27 July 2016

New report calls for increased funding into CCS deployment

CCS Forum

Carbon Capture & Storage (CCS) deployment must be progressed as an urgent priority if the world is to achieve the global warming limits identified in the Paris Agreement, a new report says. Launched today by the CCS Forum, the report urges policy-makers and governments to avoid focusing on the near-term targets at the detriment of long-term goals.

Written by the CCS Forum, a group of experts from academia, industry, and government supported by the Institution of Chemical Engineers (IChemE) Energy Centre, the UK Foreign and Commonwealth Office, the Royal Society of Chemistry and Imperial College London, the report was developed following a three day CCS Forum conference, held at the Royal Academy of Engineering in February 2016.

Focusing on the Paris Agreement, in which the world agreed to limit global warming to 2oC, the report identifies that 120-160 gigatonnes of carbon dioxide (CO2) will have to be stored until 2050. Positively, research findings from the CCS Forum experts show that the reservoirs to do this are available through oil and gas reservoirs, unminable coal seams and deep saline aquifers.

However, the report places significant importance on the need for funding and urgency if CCS is to help to tackle climate change. It also identifies ten priorities for CCS including focusing on £/MWh to measure impact, developing a whole systems approach to energy and infrastructure, and carefully evaluating the role of electricity markets.

The report comes after significant cuts to CCS were made by the UK government at the end of last year, including scrapping a ring-fenced budget of £1 billion. Today’s report calls on policy-makers to concentrate on long-term goals, and not let targets be missed by focusing on short-term wins.

The CCS Forum Report was launched in London, UK at IChemE’s offices on Wednesday 27 July, hosted by IChemE’s Energy Centre Chair and Dean of the College of Engineering, Design and Physical Sciences at Brunel University London, Professor Stefaan Simons. The report was presented by its led-author Dr Niall Mac Dowell, also from IChemE’s Energy Centre and Imperial College London, followed by a discussion with a panel of experts, an invited audience and online participants.

Professor Simons said: "The COP21 target of limiting the average global temperature rise to 1.5oC means that the decarbonisation of industrial emissions, from whatever process, must be significantly accelerated. We no longer have the luxury of prevarication. CCS offers an opportunity to decouple the use of fossil fuels from climate change.

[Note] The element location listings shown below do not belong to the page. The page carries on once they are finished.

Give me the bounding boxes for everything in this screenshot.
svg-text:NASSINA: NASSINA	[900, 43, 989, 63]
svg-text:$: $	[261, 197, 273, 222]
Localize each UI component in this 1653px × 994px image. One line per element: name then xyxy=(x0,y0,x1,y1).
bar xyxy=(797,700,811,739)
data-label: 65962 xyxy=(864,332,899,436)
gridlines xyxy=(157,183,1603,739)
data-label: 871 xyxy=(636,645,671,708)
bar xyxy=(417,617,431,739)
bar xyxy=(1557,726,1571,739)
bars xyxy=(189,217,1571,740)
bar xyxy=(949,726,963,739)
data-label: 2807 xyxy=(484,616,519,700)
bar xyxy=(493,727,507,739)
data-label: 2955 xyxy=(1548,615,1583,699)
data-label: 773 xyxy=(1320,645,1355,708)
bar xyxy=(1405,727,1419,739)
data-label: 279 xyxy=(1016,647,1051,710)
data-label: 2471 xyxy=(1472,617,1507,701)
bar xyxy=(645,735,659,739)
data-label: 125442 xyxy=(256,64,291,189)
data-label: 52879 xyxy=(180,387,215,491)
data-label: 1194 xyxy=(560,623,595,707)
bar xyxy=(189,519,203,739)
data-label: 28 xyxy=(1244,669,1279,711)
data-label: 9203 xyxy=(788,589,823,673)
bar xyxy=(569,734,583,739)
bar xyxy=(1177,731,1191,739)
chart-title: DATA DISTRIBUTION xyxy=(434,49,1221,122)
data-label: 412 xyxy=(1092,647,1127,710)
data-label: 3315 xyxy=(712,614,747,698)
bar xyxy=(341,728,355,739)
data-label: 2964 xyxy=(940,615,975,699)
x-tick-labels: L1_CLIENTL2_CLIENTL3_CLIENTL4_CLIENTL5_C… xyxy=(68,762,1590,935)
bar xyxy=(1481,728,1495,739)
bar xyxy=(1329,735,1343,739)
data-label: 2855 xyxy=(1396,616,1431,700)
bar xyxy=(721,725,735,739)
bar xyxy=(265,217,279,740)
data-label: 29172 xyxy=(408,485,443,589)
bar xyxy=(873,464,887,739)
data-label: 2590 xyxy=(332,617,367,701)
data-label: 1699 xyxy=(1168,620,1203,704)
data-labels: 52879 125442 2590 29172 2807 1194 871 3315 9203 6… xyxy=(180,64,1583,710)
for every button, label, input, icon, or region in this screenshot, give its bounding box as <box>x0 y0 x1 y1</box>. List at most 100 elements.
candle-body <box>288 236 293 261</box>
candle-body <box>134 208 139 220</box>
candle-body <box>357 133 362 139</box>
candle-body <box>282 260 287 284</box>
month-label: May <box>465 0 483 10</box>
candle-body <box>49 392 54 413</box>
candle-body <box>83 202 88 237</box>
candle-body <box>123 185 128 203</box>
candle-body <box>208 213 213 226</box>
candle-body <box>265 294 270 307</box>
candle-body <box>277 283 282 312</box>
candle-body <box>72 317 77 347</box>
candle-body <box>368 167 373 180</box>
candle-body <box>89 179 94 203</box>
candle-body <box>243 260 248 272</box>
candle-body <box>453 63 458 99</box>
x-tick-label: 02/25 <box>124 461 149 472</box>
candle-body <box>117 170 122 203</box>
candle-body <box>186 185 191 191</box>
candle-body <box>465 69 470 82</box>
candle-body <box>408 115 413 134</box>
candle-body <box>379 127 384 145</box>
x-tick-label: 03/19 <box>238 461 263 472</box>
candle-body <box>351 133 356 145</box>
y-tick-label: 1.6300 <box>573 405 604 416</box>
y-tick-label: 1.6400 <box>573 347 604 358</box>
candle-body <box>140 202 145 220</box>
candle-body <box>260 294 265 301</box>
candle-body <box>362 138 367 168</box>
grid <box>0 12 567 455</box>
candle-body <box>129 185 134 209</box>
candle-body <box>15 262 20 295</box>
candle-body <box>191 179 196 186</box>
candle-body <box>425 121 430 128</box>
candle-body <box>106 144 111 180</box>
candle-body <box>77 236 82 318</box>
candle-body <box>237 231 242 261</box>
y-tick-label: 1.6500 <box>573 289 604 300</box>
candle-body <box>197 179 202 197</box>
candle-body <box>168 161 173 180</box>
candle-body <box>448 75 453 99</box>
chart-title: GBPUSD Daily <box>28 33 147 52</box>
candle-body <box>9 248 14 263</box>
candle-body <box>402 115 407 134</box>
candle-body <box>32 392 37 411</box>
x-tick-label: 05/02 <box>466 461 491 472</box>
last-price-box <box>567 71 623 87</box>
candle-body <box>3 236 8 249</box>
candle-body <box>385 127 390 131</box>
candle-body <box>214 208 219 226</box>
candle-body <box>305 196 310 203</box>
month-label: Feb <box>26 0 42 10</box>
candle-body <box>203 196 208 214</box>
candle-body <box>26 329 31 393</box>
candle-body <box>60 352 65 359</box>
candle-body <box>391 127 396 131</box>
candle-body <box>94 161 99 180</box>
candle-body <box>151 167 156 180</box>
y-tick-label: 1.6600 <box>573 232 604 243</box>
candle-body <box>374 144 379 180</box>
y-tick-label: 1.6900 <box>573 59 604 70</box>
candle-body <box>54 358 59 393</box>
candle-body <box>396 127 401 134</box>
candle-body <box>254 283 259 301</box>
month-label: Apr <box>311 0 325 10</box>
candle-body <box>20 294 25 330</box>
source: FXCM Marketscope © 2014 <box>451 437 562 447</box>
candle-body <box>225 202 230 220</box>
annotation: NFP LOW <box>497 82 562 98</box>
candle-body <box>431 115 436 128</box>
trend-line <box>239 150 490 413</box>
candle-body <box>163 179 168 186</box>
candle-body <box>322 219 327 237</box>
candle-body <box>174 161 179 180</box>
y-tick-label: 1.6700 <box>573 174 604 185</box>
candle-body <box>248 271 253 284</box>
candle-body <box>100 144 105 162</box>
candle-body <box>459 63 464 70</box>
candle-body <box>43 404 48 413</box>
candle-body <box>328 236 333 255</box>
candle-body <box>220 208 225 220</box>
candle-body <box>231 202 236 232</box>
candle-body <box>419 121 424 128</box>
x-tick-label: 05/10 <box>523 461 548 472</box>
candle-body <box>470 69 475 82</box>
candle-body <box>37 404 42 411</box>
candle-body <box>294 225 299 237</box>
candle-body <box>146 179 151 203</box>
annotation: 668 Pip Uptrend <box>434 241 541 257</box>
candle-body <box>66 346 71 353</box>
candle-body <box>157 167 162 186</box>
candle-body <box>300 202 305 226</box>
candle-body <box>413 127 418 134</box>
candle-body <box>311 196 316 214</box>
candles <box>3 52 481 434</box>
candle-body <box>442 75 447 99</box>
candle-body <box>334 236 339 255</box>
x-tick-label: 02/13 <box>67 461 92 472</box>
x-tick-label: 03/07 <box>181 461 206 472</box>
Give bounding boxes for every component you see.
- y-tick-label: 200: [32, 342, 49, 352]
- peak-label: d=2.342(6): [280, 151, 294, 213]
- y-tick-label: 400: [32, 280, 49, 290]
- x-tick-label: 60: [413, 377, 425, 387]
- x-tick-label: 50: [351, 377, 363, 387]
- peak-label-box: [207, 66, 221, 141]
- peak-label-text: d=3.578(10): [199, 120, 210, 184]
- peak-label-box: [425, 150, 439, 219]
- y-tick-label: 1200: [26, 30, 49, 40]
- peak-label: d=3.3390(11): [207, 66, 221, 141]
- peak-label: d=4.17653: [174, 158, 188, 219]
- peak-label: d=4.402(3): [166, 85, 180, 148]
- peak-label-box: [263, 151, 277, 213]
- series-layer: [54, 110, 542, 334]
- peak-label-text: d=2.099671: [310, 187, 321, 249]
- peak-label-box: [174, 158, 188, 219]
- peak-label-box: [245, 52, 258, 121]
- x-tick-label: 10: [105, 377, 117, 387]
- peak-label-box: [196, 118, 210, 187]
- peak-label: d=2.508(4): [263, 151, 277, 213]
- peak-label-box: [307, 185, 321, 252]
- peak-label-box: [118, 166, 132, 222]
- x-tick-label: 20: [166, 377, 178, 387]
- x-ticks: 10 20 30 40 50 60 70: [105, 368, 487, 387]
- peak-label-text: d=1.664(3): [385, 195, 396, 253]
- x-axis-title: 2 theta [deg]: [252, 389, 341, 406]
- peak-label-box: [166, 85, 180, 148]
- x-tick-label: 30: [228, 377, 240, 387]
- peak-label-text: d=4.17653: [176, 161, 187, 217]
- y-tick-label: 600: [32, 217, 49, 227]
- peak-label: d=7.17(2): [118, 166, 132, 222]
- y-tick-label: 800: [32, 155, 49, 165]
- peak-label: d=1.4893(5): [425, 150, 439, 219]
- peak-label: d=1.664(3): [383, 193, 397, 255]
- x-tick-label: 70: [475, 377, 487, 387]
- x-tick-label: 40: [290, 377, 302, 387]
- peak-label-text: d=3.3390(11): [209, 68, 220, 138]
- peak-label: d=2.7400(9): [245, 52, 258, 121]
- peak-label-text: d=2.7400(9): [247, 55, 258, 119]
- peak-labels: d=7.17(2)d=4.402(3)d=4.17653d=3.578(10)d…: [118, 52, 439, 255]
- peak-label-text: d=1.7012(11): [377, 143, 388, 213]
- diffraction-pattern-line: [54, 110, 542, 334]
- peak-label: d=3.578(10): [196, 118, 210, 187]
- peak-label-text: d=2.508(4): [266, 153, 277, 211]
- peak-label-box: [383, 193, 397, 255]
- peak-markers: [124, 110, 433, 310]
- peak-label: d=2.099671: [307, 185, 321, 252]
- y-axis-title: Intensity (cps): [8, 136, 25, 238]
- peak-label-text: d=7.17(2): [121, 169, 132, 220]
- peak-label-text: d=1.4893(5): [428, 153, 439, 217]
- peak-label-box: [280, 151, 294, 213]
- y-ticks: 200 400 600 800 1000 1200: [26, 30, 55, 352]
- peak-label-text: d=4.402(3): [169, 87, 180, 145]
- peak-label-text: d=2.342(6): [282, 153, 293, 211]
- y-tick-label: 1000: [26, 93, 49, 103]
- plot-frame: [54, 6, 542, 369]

The CCS Forum report is an important step in the future prospects for CCS, as, for the first time, it suggests radical ways in which we can rethink the economic and technological development of the process, making it more attractive to investors and government decision-makers alike. Without such changes in perspective, we will not get past the barriers to deployment and, more importantly, we risk not meeting our carbon reduction goals in time to mitigate disastrous climate change."

Dr Mac Dowell stated that: "The ambitious targets set by COP21 in Paris are only feasible with the large scale deployment of CCS technology. Our report represents the views of leading CCS experts from around the world; including power and industry, capture, utilisation, transport and storage, and identifies the key research and development needs for this area for the coming decade. I hope this will provide a meaningful contribution to CCS cost reduction and help remove the final barriers to the deployment of this vital technology."

Also in attendance was The Carbon Capture & Storage Association’s Policy Manager, Theo Mitchell, who said: “We welcome this report as a timely contribution to the ongoing discussions around the future of CCS. The UK Government has recently reiterated its intention to develop a new approach to CCS and we’re looking forward to working with the Institute for Chemical Engineers and the wider academic community to help shape the future research and innovation agenda for this vital technology.”

The Energy Research Partnership’s Andy Boston, who took part in the report launch panel discussion said: “Decarbonising the power system requires generation technologies that are not just low carbon, but are also dependable and flexible. CCS stands head and shoulders above other technologies in providing all that is required to keep the lights on whilst providing a pathway to large scale industrial decarbonisation. Maintaining its profile through events like this is incredibly important in helping to focus attention on its remaining innovation priorities."

John Gale, General Manager at Greenhouse Gas R&D Programme said: “CCS is a critical technology that will allow the use of fossil fuels whilst still aiming to meet the Paris agreement target of below 2 degrees C. Reports such as this that draw attention and highlight the future role that CCS can play are important references for government, academia and industry stakeholders.”

Guido Magneschi, Senior Advisor, The Global CCS Institute, who also took part in the panel, said: "This report is an excellent summary of future R&D challenges & opportunities in Carbon Capture and Storage."

Also in attendance was Rupert Wilmouth, Head of Energy, Government Office for Science, and Wilfreid Maas, General Manager CCS Technology, Shell.

The full report is available on the IChemE website. Those wishing to watch the report launch will find the webinar recording on IChemE’s YouTube channel.